By this, she was referring to the bringing together of the rigour of continuous improvement methodology (East Coast) with a healthy dose of West Coast love. Later on, when pressed to name an example of how she sees the system changing, she noted a recent clinic visit where she happened upon a group of nurses engaged in a 15-minute continuous improvement cycle. She was there to attend a high-level meeting but admitted that it is on the front line where you really see change taking hold.
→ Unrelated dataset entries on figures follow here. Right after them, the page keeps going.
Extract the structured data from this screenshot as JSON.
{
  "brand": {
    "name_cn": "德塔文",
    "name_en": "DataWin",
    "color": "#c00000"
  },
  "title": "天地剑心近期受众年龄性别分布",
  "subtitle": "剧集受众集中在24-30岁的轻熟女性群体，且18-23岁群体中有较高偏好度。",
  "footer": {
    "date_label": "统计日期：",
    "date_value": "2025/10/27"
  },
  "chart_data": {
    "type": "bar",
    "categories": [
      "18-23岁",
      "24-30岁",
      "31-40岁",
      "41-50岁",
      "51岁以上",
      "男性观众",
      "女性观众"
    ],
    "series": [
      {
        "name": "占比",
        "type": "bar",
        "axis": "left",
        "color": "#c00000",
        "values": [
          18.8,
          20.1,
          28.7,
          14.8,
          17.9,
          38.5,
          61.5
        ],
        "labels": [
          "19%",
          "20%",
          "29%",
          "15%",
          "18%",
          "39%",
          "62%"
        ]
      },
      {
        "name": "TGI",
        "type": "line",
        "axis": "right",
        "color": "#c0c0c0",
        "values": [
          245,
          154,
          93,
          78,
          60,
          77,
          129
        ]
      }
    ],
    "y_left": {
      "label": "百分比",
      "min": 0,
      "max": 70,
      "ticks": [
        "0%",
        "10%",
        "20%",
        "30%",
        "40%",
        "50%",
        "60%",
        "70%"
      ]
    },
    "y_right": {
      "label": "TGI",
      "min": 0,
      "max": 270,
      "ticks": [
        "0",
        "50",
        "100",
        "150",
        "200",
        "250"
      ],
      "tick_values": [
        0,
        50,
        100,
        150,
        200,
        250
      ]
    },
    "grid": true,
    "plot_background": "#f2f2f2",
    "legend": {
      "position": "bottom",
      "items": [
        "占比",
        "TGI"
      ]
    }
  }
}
Baroness Harding also spoke clearly and unequivocally about the need to work with other sectors in order to reach population health goals. “If you’re trying to genuinely deliver better health outcomes, you cannot ignore education, housing, local government and private industry,” she said. She pointed out that many examples exist on the ground in local communities, but that at the national level the government entities must continue to work to align themselves for maximum impact.
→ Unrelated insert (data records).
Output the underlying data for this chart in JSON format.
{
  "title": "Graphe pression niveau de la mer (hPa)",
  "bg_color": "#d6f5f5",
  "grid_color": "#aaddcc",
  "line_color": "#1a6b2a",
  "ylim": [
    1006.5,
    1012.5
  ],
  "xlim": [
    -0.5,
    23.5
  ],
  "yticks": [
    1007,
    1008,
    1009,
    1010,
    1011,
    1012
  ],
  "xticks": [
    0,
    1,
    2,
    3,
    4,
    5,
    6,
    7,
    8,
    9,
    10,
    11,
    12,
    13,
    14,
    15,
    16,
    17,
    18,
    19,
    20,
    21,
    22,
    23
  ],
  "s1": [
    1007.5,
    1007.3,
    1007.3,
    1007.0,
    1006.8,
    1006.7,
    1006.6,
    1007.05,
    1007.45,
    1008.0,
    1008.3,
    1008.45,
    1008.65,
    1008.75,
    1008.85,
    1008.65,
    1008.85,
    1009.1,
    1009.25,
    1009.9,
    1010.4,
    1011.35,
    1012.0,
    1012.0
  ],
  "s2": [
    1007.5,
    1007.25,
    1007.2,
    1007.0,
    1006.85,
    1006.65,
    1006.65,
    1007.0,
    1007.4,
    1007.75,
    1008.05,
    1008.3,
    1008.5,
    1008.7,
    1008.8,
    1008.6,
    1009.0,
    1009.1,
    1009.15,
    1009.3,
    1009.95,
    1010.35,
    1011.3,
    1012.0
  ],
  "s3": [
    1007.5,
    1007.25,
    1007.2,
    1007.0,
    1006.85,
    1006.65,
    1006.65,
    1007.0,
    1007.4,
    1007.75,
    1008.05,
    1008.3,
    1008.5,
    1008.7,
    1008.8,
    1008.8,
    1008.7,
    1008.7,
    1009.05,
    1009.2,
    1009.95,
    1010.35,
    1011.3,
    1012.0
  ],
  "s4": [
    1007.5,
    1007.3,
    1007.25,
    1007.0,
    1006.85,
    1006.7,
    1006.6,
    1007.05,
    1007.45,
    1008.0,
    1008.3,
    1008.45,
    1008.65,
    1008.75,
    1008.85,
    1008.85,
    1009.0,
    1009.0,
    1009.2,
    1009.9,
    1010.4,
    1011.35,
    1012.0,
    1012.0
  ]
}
The social determinants of health 

I was honoured to share the stage with a set of panellists who focused on air quality, both indoor and outdoor. They explained how using a framework of social determinants for health can help our systems understand how forces outside the four walls of clinics and hospitals can shape health outcomes and potential solutions.

What I appreciated most about the structure of the panel was that we had representatives from each key sector of the solution puzzle: Stephen Holgate, a clinical professor of immunopharmacology who studies asthma, respiratory illnesses, and the clinical impact of poor air quality; Paul Dawson, former VP of Health at Dyson, makers of air quality machines that people put in their homes; myself, bringing the perspective of how to structure productive cross-sector partnerships; and Rosamund Adoo-Kissi-Debrah, mother of Ella Roberta, a six-year-old who ultimately died of asthmatic seizures linked to poor air quality in London.

Together, we had a lively conversation about what it takes to address the social determinants of health, including air quality, how to engage public systems in the work of systems change and how policy can feed the movement.


Key takeaways:

While the conference offered an abundance of key lessons and interesting takeaways, what struck me most were the huge similarities between the key issues the UK’s NHS and the US’s multi-payer systems are facing. In short, the payer debate misses the key delivery challenges that even single-payer countries are facing. Here are some of the top common challenges and solutions I discovered:

  1. Scale as an inherent advantage and disadvantage: Both the NHS and the US’s large public programmes like Medicaid and Medicare serve huge populations over massive geographic boundaries, with thousands of providers. Scale remains a challenge (standardisation and the spreading of knowledge) as well as an opportunity (local innovation bubbles up, and flexibility in approaches).
  2. Working cross-sector as a strategy for outsized results: The era of silo-specific work is over; both countries see the huge opportunities in working together, but both are still struggling with how to do it, how to incentivise it and emerging best practice.
  3. Placing improvement at the foundation: Both the US and the UK systems have bought into the systems-level reforms needed, but they also share a commitment to using a rigorous approach to improvement. You’ll find IHI fans on this side of the Atlantic as well as back home.
  4. Data isn’t a panacea — yet: It was perhaps comforting to hear the same kinds of anguish around data use and confusion that I so often hear back in the states. Data, both big data and small data, remains a mostly unharnessed resource for the system and local providers.